Amorphous indium phosphide from first principles

TL;DR

This study uses first-principles molecular dynamics to analyze the structure and electronic properties of amorphous InP, revealing chemical order, defects, and the unlikelihood of pressure-induced amorphization.

Contribution

It provides detailed atomic-level insights into amorphous InP's structure, defects, and stability, based on first-principles simulations.

Findings

Amorphous InP is chemically ordered despite defects.

About 8% of bonds are 'wrong bonds' due to coordination defects.

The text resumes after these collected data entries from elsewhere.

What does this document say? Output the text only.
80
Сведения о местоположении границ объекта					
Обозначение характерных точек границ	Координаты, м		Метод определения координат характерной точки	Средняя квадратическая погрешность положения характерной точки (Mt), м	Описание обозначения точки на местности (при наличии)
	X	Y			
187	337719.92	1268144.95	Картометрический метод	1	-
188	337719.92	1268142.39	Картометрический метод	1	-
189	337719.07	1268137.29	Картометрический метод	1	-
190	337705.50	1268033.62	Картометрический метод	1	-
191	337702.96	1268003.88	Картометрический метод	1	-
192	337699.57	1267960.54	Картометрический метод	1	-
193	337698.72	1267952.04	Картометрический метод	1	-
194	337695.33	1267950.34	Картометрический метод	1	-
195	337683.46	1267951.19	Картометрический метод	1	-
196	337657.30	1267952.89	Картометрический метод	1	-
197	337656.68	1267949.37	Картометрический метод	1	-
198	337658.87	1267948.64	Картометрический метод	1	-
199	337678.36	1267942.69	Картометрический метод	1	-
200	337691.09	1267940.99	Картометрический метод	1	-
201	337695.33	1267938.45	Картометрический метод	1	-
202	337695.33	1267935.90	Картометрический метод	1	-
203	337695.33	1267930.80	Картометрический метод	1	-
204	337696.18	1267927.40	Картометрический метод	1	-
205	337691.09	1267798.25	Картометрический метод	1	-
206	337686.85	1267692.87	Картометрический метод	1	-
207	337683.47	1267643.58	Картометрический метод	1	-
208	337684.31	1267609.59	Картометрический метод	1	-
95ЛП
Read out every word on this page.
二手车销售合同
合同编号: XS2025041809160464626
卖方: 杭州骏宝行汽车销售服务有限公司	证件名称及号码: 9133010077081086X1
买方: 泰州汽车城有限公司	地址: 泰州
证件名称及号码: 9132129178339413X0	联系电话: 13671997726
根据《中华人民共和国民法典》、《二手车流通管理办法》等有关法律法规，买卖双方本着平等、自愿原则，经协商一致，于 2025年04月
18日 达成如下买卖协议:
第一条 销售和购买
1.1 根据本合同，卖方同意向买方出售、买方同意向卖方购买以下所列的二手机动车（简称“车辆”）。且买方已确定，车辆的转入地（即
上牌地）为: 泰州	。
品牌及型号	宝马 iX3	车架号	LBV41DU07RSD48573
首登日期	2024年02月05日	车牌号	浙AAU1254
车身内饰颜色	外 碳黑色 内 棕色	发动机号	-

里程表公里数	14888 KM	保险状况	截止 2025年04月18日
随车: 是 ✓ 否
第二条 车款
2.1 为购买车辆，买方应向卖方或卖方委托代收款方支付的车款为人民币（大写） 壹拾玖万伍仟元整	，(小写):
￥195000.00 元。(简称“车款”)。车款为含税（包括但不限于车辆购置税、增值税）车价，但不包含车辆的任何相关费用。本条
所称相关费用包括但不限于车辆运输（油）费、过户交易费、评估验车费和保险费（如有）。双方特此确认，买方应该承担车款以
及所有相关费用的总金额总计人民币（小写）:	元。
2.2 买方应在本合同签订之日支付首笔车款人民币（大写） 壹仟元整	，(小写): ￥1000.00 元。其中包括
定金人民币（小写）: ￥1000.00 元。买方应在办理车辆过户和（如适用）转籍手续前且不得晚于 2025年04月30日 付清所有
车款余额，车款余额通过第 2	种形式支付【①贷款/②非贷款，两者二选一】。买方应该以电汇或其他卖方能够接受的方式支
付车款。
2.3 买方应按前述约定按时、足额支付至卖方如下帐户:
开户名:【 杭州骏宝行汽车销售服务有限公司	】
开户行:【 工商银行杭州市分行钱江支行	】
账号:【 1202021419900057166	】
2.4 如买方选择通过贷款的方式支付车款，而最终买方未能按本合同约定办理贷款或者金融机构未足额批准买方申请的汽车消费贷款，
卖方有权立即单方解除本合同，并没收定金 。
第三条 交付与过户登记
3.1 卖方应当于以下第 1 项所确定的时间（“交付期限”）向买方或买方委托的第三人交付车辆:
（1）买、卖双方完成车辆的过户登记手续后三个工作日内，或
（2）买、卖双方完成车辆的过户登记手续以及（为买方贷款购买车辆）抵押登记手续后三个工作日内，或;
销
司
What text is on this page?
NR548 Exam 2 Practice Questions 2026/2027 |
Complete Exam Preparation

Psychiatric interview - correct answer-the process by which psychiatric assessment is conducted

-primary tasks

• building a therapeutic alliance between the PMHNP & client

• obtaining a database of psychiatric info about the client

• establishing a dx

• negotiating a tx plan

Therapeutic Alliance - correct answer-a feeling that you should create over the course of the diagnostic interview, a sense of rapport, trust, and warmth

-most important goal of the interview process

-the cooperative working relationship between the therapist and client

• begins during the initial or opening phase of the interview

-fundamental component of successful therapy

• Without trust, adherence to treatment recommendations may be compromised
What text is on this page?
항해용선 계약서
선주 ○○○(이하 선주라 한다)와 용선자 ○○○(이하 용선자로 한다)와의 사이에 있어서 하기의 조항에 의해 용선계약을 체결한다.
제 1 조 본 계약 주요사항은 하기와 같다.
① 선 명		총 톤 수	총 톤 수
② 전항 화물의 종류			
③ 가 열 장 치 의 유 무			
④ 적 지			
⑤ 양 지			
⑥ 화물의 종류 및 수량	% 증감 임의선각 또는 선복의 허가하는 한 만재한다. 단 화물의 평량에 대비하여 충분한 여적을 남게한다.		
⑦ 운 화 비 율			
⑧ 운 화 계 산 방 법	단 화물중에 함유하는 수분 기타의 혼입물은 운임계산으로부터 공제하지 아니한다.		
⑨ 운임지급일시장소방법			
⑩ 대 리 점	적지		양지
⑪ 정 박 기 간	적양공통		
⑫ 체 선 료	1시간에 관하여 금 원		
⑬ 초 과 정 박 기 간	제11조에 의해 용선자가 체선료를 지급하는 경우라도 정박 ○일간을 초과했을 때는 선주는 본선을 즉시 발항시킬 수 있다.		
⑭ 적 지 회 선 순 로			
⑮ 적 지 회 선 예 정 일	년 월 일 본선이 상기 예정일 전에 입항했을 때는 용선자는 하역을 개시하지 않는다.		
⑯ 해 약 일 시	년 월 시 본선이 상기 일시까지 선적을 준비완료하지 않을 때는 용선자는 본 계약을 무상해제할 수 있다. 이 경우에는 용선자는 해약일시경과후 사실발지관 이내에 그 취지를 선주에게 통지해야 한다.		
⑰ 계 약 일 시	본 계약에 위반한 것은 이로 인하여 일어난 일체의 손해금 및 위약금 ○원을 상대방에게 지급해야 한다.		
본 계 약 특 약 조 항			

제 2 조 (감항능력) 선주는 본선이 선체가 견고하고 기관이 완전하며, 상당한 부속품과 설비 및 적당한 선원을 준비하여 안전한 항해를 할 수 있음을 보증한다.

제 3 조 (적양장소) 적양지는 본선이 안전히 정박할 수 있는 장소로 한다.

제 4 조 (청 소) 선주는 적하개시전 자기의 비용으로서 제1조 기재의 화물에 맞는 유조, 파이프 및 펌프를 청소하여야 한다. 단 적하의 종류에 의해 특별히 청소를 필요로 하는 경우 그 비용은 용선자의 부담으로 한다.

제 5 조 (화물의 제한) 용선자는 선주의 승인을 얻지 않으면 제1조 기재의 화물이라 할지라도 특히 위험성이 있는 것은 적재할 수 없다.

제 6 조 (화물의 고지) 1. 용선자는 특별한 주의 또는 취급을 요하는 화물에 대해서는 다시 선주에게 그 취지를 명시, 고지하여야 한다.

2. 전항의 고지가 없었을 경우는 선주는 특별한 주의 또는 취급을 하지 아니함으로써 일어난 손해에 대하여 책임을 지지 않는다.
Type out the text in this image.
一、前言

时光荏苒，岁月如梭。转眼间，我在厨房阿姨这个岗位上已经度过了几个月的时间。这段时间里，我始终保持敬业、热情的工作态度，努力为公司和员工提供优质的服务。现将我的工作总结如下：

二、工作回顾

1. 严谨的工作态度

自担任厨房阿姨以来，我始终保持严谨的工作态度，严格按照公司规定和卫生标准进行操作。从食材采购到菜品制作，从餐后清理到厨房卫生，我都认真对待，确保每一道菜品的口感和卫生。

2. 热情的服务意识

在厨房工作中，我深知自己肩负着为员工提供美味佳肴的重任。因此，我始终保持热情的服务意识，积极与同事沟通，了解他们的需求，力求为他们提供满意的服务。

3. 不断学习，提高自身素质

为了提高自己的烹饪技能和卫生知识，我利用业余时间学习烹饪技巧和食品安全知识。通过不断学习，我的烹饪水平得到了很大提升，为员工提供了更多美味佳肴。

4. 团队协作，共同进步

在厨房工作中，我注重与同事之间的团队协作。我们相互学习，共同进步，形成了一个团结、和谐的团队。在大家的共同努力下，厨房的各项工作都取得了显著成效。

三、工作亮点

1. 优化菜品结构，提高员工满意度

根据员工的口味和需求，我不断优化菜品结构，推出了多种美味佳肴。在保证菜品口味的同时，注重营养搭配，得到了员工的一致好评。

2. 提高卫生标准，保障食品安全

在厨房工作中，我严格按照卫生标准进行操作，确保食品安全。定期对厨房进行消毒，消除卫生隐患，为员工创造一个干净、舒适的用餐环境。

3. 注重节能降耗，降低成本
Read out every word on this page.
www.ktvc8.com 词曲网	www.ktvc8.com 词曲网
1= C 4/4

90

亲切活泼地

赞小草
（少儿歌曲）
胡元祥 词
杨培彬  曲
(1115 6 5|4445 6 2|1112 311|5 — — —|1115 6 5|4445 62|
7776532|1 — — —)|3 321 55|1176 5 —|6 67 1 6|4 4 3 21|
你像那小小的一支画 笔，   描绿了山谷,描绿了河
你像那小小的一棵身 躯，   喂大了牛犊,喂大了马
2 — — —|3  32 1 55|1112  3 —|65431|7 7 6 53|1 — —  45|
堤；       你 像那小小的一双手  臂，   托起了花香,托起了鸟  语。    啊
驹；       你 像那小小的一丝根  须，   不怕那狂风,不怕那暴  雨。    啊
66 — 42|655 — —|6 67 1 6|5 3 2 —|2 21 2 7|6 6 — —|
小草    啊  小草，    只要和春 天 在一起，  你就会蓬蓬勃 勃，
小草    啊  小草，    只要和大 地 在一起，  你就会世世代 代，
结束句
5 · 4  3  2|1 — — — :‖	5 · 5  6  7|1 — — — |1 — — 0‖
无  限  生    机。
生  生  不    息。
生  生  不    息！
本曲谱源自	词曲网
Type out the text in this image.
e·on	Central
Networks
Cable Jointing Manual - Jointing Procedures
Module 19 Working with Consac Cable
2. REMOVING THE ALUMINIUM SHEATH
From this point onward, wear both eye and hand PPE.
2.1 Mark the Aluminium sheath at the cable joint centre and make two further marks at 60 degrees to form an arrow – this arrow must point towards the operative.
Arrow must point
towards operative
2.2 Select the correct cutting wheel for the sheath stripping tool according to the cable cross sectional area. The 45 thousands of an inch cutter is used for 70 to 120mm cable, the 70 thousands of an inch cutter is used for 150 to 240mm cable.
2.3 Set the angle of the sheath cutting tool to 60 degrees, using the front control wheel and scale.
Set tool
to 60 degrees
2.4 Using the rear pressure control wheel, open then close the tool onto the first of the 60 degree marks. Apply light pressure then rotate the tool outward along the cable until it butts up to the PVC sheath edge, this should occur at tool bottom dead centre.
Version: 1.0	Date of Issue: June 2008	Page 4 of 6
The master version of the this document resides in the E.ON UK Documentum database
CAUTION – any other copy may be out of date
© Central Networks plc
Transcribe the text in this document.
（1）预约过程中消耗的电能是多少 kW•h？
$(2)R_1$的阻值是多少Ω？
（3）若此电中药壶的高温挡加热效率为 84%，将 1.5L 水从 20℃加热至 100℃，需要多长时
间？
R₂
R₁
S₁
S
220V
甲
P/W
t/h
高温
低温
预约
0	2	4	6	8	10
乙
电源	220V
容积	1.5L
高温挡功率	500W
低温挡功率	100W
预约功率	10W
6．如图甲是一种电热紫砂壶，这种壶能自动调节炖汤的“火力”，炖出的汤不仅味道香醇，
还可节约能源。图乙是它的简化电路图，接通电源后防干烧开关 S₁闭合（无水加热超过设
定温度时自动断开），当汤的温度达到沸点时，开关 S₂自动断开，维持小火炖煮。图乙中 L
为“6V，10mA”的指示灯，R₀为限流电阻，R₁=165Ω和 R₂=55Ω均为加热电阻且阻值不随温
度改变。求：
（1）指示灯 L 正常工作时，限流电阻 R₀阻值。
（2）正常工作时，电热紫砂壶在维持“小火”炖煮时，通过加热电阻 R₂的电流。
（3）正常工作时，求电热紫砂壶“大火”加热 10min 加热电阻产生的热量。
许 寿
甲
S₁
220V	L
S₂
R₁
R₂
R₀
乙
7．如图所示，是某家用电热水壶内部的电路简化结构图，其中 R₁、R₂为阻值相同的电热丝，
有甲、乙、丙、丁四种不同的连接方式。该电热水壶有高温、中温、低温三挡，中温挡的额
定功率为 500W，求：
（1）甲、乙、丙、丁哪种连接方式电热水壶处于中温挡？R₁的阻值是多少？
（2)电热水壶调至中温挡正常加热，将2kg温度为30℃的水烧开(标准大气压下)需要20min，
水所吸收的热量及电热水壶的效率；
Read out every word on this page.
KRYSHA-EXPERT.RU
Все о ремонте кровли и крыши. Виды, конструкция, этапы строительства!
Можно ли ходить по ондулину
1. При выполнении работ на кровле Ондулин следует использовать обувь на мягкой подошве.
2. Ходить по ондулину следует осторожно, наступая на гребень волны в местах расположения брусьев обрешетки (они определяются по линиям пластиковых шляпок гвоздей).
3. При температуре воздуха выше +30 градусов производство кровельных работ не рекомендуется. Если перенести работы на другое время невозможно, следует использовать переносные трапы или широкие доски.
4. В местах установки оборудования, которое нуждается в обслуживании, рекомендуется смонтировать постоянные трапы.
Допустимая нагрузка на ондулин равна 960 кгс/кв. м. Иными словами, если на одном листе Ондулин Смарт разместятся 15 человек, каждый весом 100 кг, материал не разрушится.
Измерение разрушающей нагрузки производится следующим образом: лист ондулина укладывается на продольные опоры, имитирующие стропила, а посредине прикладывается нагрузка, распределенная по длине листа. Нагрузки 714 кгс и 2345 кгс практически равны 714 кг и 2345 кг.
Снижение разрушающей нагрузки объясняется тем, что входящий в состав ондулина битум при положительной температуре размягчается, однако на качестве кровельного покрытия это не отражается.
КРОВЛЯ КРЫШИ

Pressure-induced amorphization of InP is energetically unfavorable.

Abstract

We report detailed and extensive first-principles molecular-dynamics (MD) simulations of the structure and electronic properties of amorphous InP produced by rapid quenching from the liquid. The structure of the material is found to be strongly ordered chemically, even though there is a significant number of coordination defects and despite the presence of odd-membered rings. We find, as a consequence, that there exists ``wrong bonds'' in the system, in an amount of about 8%; these result from the presence of coordination defects, not of local composition fluctuations, as has been conjectured. The system, in fact, is found to be over-coordinated, which might be the reason for the observed higher density of a-InP compared to c-InP. We have also investigated the possibility of pressure-amorphizing InP. Our calculations indicate that the cost of a transformation of the compressed zinc-blende crystal into an amorphous phase is so large that it is very unlikely that it would take place.